Tentu saja, tugas apa pun dapat diselesaikan jauh lebih efisien jika dibagi antara dua orang daripada satu orang. Sekarang setelah administrator ruang bawah tanah lainnya—Sieben, yang bertanggung jawab atas ruang bawah tanah Beatrix sebelumnya—bergabung dengan tim, produktivitas mereka meningkat. Biasanya, hanya Zwölf yang bertindak sebagai penghubung antara Mercedes dan ruang bawah tanahnya, tetapi memiliki dua administrator merupakan keuntungan besar, meskipun yang lainnya kurang hadir. Berkat kemampuan navigasi mereka, Mercedes akhirnya tiba di sebuah gudang penyimpanan kecil, yang kondisinya cukup menyedihkan.
Bukan berarti itu penting, tetapi navigasi ini tidak seperti GPS. Lebih tepatnya, itu lebih seperti saran samar “Sepertinya ada sesuatu di sana,” dan Mercedes terpaksa mencari di banyak bangunan yang tidak ada apa-apanya dalam perjalanannya ke sini. Ketika petunjuk Sieben membawanya bertemu dengan seorang pria telanjang di pemandian umum, dia serius mempertimbangkan untuk meninggalkannya.
Sederhananya, kemampuan navigasi mereka hanya sebatas berteriak, “Geser!” dan “Lompat!” di waktu yang salah kepada robot anak laki-laki biru yang sedang bermain seluncur salju. Namun, bahkan senjata yang rusak pun akan mengenai beberapa target jika ditembakkan cukup banyak, dan setelah banyak jalan memutar, Mercedes akhirnya sampai di lokasi yang tepat; dia dan Hannah telah mendapatkan kunci utama.
“Itu saja?”
“Ya, pasti ini… kurasa,” jawab Mercedes, dengan nada yang tidak sepenuhnya yakin. Zwölf mengatakan ini dia, tetapi benda itu hanya tampak seperti aksesori biasa. Ada rantai kecil yang terpasang pada benda yang berbentuk seperti pedang, mengingatkan Mercedes pada gantungan kunci berbentuk pedang yang bisa ditemukan di toko suvenir mana pun di kehidupannya sebelumnya.

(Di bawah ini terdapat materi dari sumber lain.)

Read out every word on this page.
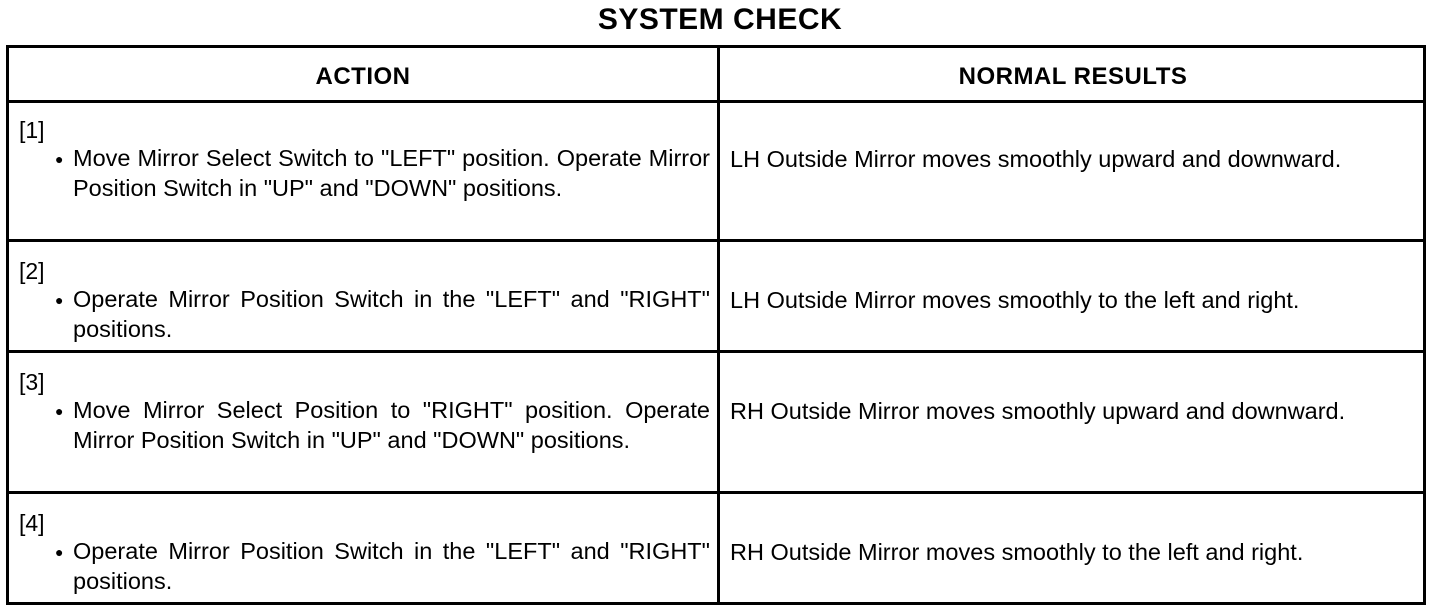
SYSTEM CHECK
ACTION	NORMAL RESULTS
[1]
● Move Mirror Select Switch to "LEFT" position. Operate Mirror Position Switch in "UP" and "DOWN" positions.
LH Outside Mirror moves smoothly upward and downward.
[2]
● Operate Mirror Position Switch in the "LEFT" and "RIGHT" positions.
LH Outside Mirror moves smoothly to the left and right.
[3]
● Move Mirror Select Position to "RIGHT" position. Operate Mirror Position Switch in "UP" and "DOWN" positions.
RH Outside Mirror moves smoothly upward and downward.
[4]
● Operate Mirror Position Switch in the "LEFT" and "RIGHT" positions.
RH Outside Mirror moves smoothly to the left and right.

“Tapi itu tidak menghasilkan apa-apa.”
“Mereka mungkin sudah menyadari keberadaan kita tetapi tidak tahu harus berbuat apa. Jika mereka tetap diam, ada kemungkinan kita akan menganggap ini hanya benda biasa dan pergi. Mungkin itulah yang mereka harapkan, tetapi mereka akan segera menyadari bahwa itu tidak akan berhasil.”
Mercedes berharap kunci utama tetap diam dan tidak berbunyi, jika memungkinkan. Bertarung di sini akan merepotkan, tetapi satu-satunya pilihan musuh mereka adalah menyerang balik dan melarikan diri.
Rupanya, faksi Raja Sejati memutuskan bahwa bersembunyi bukan lagi pilihan. Mercedes menangkis pedang yang diayunkan ke arahnya dengan gelangnya dan menjatuhkan helm monster lain dengan pukulan tinju belakang. Namun seketika itu juga, kunci utama beralih dari Mode Diam ke Mode Kunci, berubah menjadi tombak. Rupanya, “Pedang” Kerajaan Kristoff adalah tombak.
Selanjutnya, Basil dan beberapa monster lainnya muncul… bersama Max, yang menggenggam tombak.